Je ne vous lis pas, car cet étalage m'apparaît impudique et dérangeant. Il s'agit de vos vies que je n'ai pas envie moi, de connaître aujourd'hui. Malgré cela, je vous souhaite sincèrement une bonne continuation et de bonnes écritures. »
Etienne - Pas d'écriture
« Ce qui semblait au début un jeu semi-innocent de voyeur-exhibitionniste est peu à peu devenu un besoin semi-inconscient de guérison par le regard oblique de soi sur les autres, par le regard supposé des autres sur soi. Soi, c'est moi, en fait.

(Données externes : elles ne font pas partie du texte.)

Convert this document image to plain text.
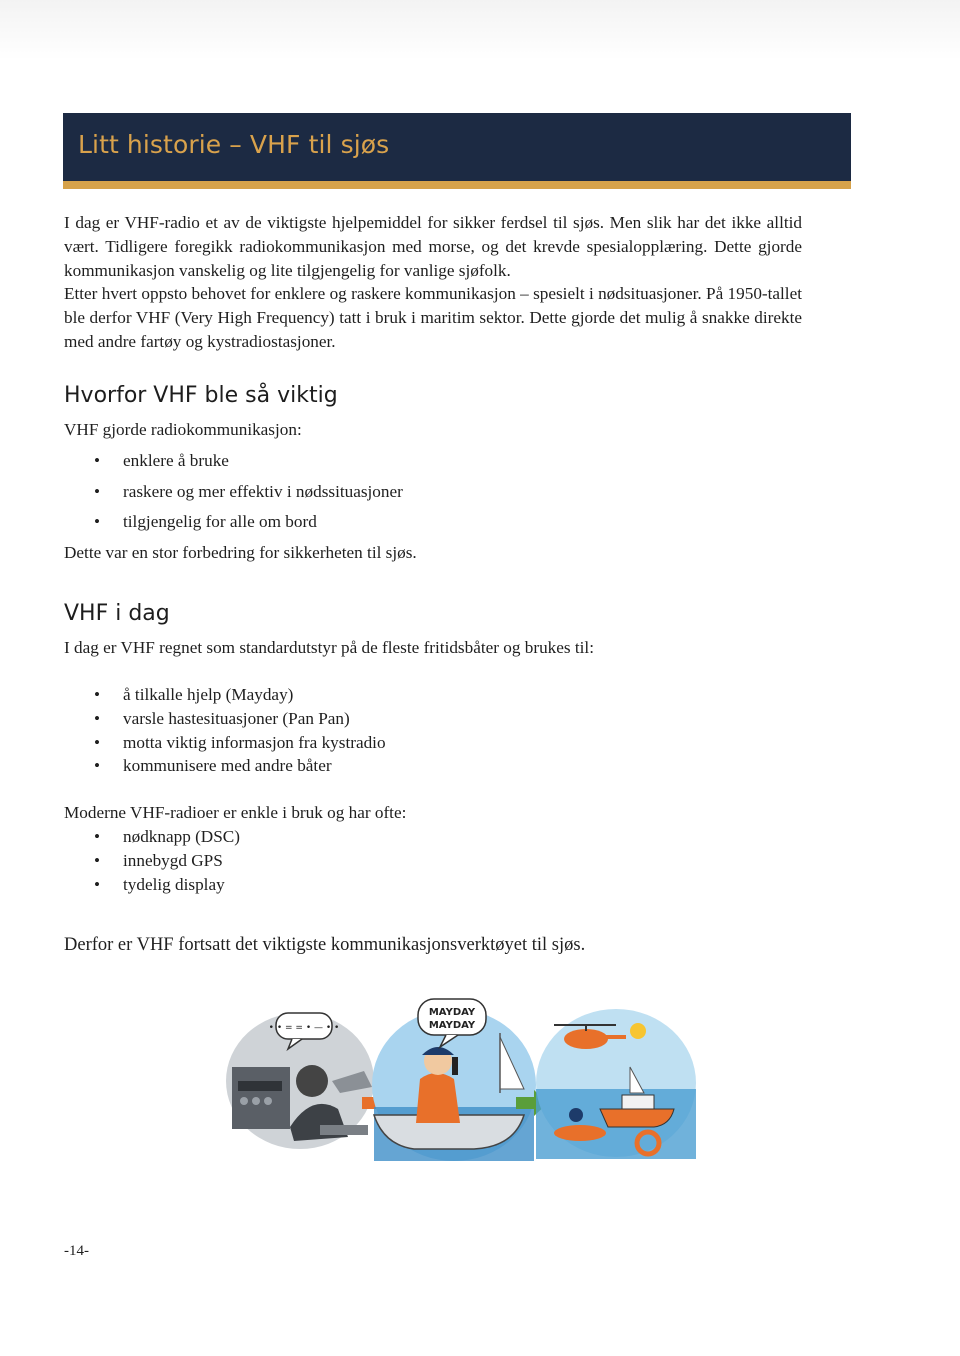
Litt historie – VHF til sjøs

I dag er VHF-radio et av de viktigste hjelpemiddel for sikker ferdsel til sjøs. Men slik har det ikke alltid vært. Tidligere foregikk radiokommunikasjon med morse, og det krevde spesialopplæring. Dette gjorde kommunikasjon vanskelig og lite tilgjengelig for vanlige sjøfolk.

Etter hvert oppsto behovet for enklere og raskere kommunikasjon – spesielt i nødsituasjoner. På 1950-tallet ble derfor VHF (Very High Frequency) tatt i bruk i maritim sektor. Dette gjorde det mulig å snakke direkte med andre fartøy og kystradiostasjoner.

Hvorfor VHF ble så viktig

VHF gjorde radiokommunikasjon:

• enklere å bruke
• raskere og mer effektiv i nødssituasjoner
• tilgjengelig for alle om bord

Dette var en stor forbedring for sikkerheten til sjøs.

VHF i dag

I dag er VHF regnet som standardutstyr på de fleste fritidsbåter og brukes til:

• å tilkalle hjelp (Mayday)
• varsle hastesituasjoner (Pan Pan)
• motta viktig informasjon fra kystradio
• kommunisere med andre båter

Moderne VHF-radioer er enkle i bruk og har ofte:

• nødknapp (DSC)
• innebygd GPS
• tydelig display

Derfor er VHF fortsatt det viktigste kommunikasjonsverktøyet til sjøs.

• • = = • — • •
MAYDAY
MAYDAY

-14-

(...) Abandon d'une histoire. De mon histoire. Au vingt-cinquième billet, le module savant de l'écran de Koz m'indique ce nombre, j'ai buté sur un escalier trop raide et j'ai passé mon chemin. N'espère pas que j'y revienne, je n'y reviendrai pas. Trop de pieuvres m'observent sur les marches plus hautes que larges, et le vide sans garde-corps qui gronde au dessous est trop large, comme un Urubamba de torrent.
(...) J'ai fait mauvaise roulette, c'est manque qui est sorti. J'ai cessé de savoir qui j'étais pendant les siècles qui ont suivi et je ne peux plus rien raconter, ou plutôt je dois refermer l'armure.

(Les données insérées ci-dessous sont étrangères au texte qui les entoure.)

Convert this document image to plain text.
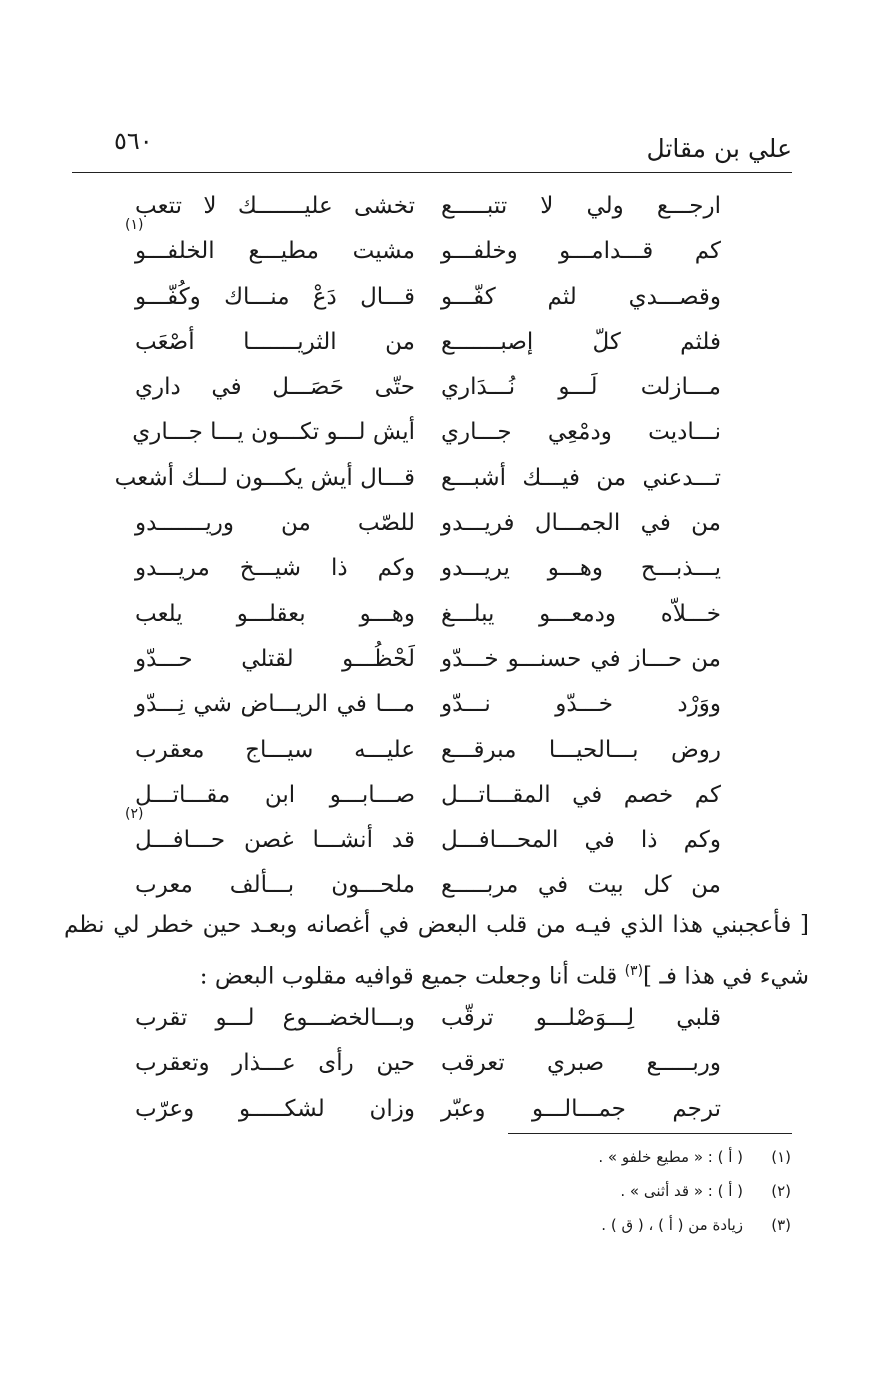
علي بن مقاتل
٥٦٠
ارجـــع ولي لا تتبـــــع
تخشى عليـــــــك لا تتعب
كم قـــدامـــو وخلفـــو
مشيت مطيـــع الخلفـــو
(١)
وقصـــدي لثم كفّـــو
قـــال دَعْ منـــاك وكُفّـــو
فلثم كلّ إصبـــــــع
من الثريـــــــا أصْعَب
مـــازلت لَـــو نُـــدَاري
حتّى حَصَـــل في داري
نـــاديت ودمْعِي جـــاري
أيش لـــو تكـــون يـــا جـــاري
تـــدعني من فيـــك أشبـــع
قـــال أيش يكـــون لـــك أشعب
من في الجمـــال فريـــدو
للصّب من وريـــــــدو
يـــذبـــح وهـــو يريـــدو
وكم ذا شيـــخ مريـــدو
خـــلاّه ودمعـــو يبلـــغ
وهـــو بعقلـــو يلعب
من حـــاز في حسنـــو خـــدّو
لَحْظُـــو لقتلي حـــدّو
ووَرْد خـــدّو نـــدّو
مـــا في الريـــاض شي نِـــدّو
روض بـــالحيـــا مبرقـــع
عليـــه سيـــاج معقرب
كم خصم في المقـــاتـــل
صـــابـــو ابن مقـــاتـــل
وكم ذا في المحـــافـــل
قد أنشـــا غصن حـــافـــل
(٢)
من كل بيت في مربـــــع
ملحـــون بـــألف معرب

[ فأعجبني هذا الذي فيـه من قلب البعض في أغصانه وبعـد حين خطر لي نظم

شيء في هذا فـ ]$^{(٣)}$ قلت أنا وجعلت جميع قوافيه مقلوب البعض :

قلبي لِـــوَصْلـــو ترقّب
وبـــالخضـــوع لـــو تقرب
وربـــــع صبري تعرقب
حين رأى عـــذار وتعقرب
ترجم جمـــالـــو وعبّر
وزان لشكـــــو وعرّب
(١)
( أ ) : « مطيع خلفو » .
(٢)
( أ ) : « قد أثنى » .
(٣)
زيادة من ( أ ) ، ( ق ) .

Non pas à cause de l'extérieur hostile, mais de l'intérieur nauséabond. »
andrem - J'obtempère derechef
Pour ma part, j'en suis à m'interroger sur l'opportunité de ce retour sur le passé. Est-ce une démarche constructive et affirmative de soi, ou au contraire n'est-il pas préférable de mettre une distance avec d'éventuels ravivements de souffrance ? Est-ce du courage ou de la complaisance morbide ? Se sent-on plus libre lorsque le passé est débarassé de sa surcharge émotionnelle ? Faudrait-il gratouiller inlassablement ? Je suppose que cela dépend de l'intuition de chacun. Que l'on se protège est tout aussi sain que d'aller regarder là où ça peut faire mal. Cela dépend des besoins du moment. J'ai pourtant tendance à penser que de ne pas avoir peur de regarder le passé en face procure une plus grande liberté, parce que l'esprit est en paix et ne craint pas d'être dérangé.
Des avis sur la question ?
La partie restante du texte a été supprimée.